Von  dem, was ich kann nicht auf diese Version Step5 online in Verbindung zu  treten, so dass Sie zu analysieren, was passiert haben. Die Fehlermeldung erscheint nach der Eingabe des Aktivierungs-Funktion des M50-Feeds des Werkstücks. Ein Detail der Schale selbst ist ok. Kannst  du mein Wurf gesamte Programm in der Lage sein würde, wie diese  Maschine funktioniert analysieren und zu beheben, was in ihm zerbrochen.Słuchaj
Zapis fonetyczny


----------



## gravieren (30 Oktober 2010)

Hi

Diese %PCP läußt sich NICHT einlesen.


(Natürlich vom Inbetriebnahmemodus aus)


Die Kopfkennung blinkt nur kurz.

Auch bei der Kopfkennung habe ich schon testweise die leerzeichen entfernt.




Gruß  Karl


----------



## HaDi (30 Oktober 2010)

gravieren schrieb:


> Diese %PCP läußt sich NICHT einlesen.


Ich denke doch, Karl, aber nur in eine 810M/T *GA1* (#14).
Alternativ kann er sich ja eine MC5-Codetabelle nehmen und den Baustein (rück)übersetzen (Dem QM z.B. würd ich zutrauen, dass er den Baustein runterliest so wie ich die Tageszeitung), so habe ich ja auch die 5 Zeilen ermittelt, die die Fehlermeldung 6007 anstoßen(#16). 
Er hat dann noch erwähnt, dass der Fehler in Zusammenhang mit M50 auftritt (#17), dafür müsste man aber die TEA2-Daten haben, weil ja dort die Zuordnung zwischen M-Funktionen und Merkern gemacht wird.

Grüße von HaDi


----------



## gravieren (30 Oktober 2010)

Hi HaDi



HaDi schrieb:


> Ich denke doch, Karl, aber nur in eine 810M/T *GA1* (#14).
> Alternativ kann er sich ja eine MC5-Codetabelle nehmen und den Baustein (rück)übersetzen (Dem QM z.B. würd ich zutrauen, dass er den Baustein runterliest so wie ich die Tageszeitung), so habe ich ja auch die 5 Zeilen ermittelt, die die Fehlermeldung 6007 anstoßen(#16).
> Er hat dann noch erwähnt, dass der Fehler in Zusammenhang mit M50 auftritt (#17), dafür müsste man aber die TEA2-Daten haben, weil ja dort die Zuordnung zwischen M-Funktionen und Merkern gemacht wird.
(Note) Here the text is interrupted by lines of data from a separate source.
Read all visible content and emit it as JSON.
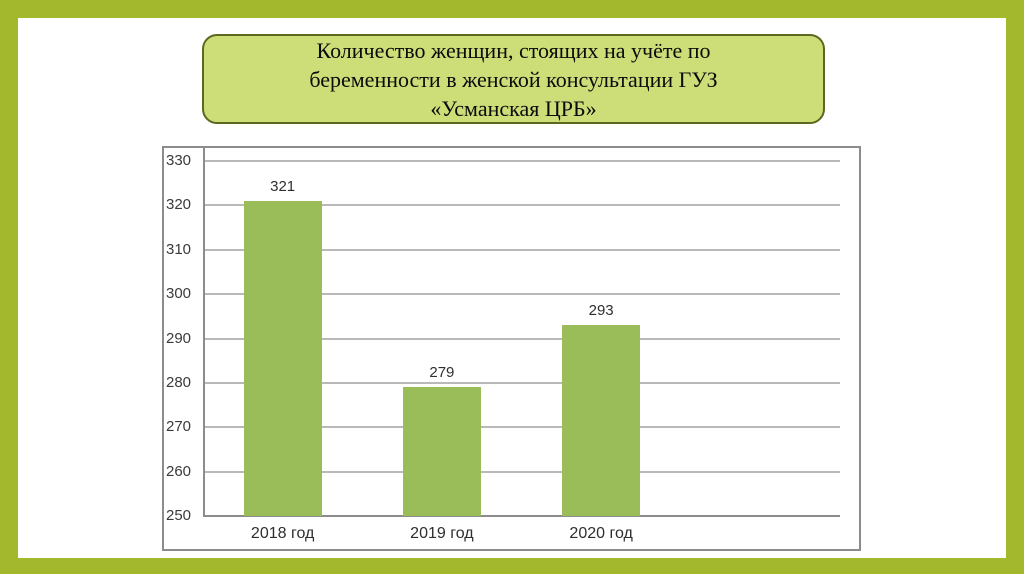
{
  "slide": {
    "title": {
      "lines": [
        "Количество женщин, стоящих на учёте по",
        "беременности в женской консультации ГУЗ",
        "«Усманская ЦРБ»"
      ]
    }
  },
  "chart_data": {
    "type": "bar",
    "title": "Количество женщин, стоящих на учёте по беременности в женской консультации ГУЗ «Усманская ЦРБ»",
    "categories": [
      "2018 год",
      "2019 год",
      "2020 год"
    ],
    "values": [
      321,
      279,
      293
    ],
    "xlabel": "",
    "ylabel": "",
    "ylim": [
      250,
      330
    ],
    "ytick_step": 10,
    "ytick_labels": [
      "250",
      "260",
      "270",
      "280",
      "290",
      "300",
      "310",
      "320",
      "330"
    ],
    "grid": true,
    "legend": false,
    "x_slots": 4
  },
  "colors": {
    "frame_green": "#a3b82d",
    "canvas_white": "#ffffff",
    "title_fill": "#cdde78",
    "title_border": "#5a691e",
    "title_text": "#0b0b0b",
    "bar_fill": "#9abc59",
    "gridline": "#b9b9b9",
    "axis": "#8c8c8c",
    "chart_border": "#8c8c8c",
    "tick_text": "#3a3a3a"
  }
}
Habe vergessen, dass es eigentlich ein neues Thema ist.  
Die Datei, die ich als Anhang begelegt habe ist NEU.
(Hat mit dem, was einige Zeilen oberhalb steht NICHTS zu tun)

Auf der Maschine läßt sich die Datei NICHT mehr einlesen.
Die TEA1, TEA2 . . .   lassen sich problemlos einlesen.

Was könnte das sein  ?


----------



## HaDi (30 Oktober 2010)

Hast du nach dem Einlesen von TEA1 und TEA2 auch die PLC noch mal gelöscht?

Grüße von HaDi


----------



## gravieren (30 Oktober 2010)

Hi


HaDi schrieb:


> Hast du nach dem Einlesen von TEA1 und TEA2 auch die PLC noch mal gelöscht?



TEA1, TEA2 einlesen.

AWS-Formatieren
PLC-Urlöschen
Merker urlöschen

PCP einlesen 
PCA einlesen


Hast du eine kurzanleitung noch dafür  ?

Möglicherweise habe ich eine andere Reihenfolge falsch gemacht ?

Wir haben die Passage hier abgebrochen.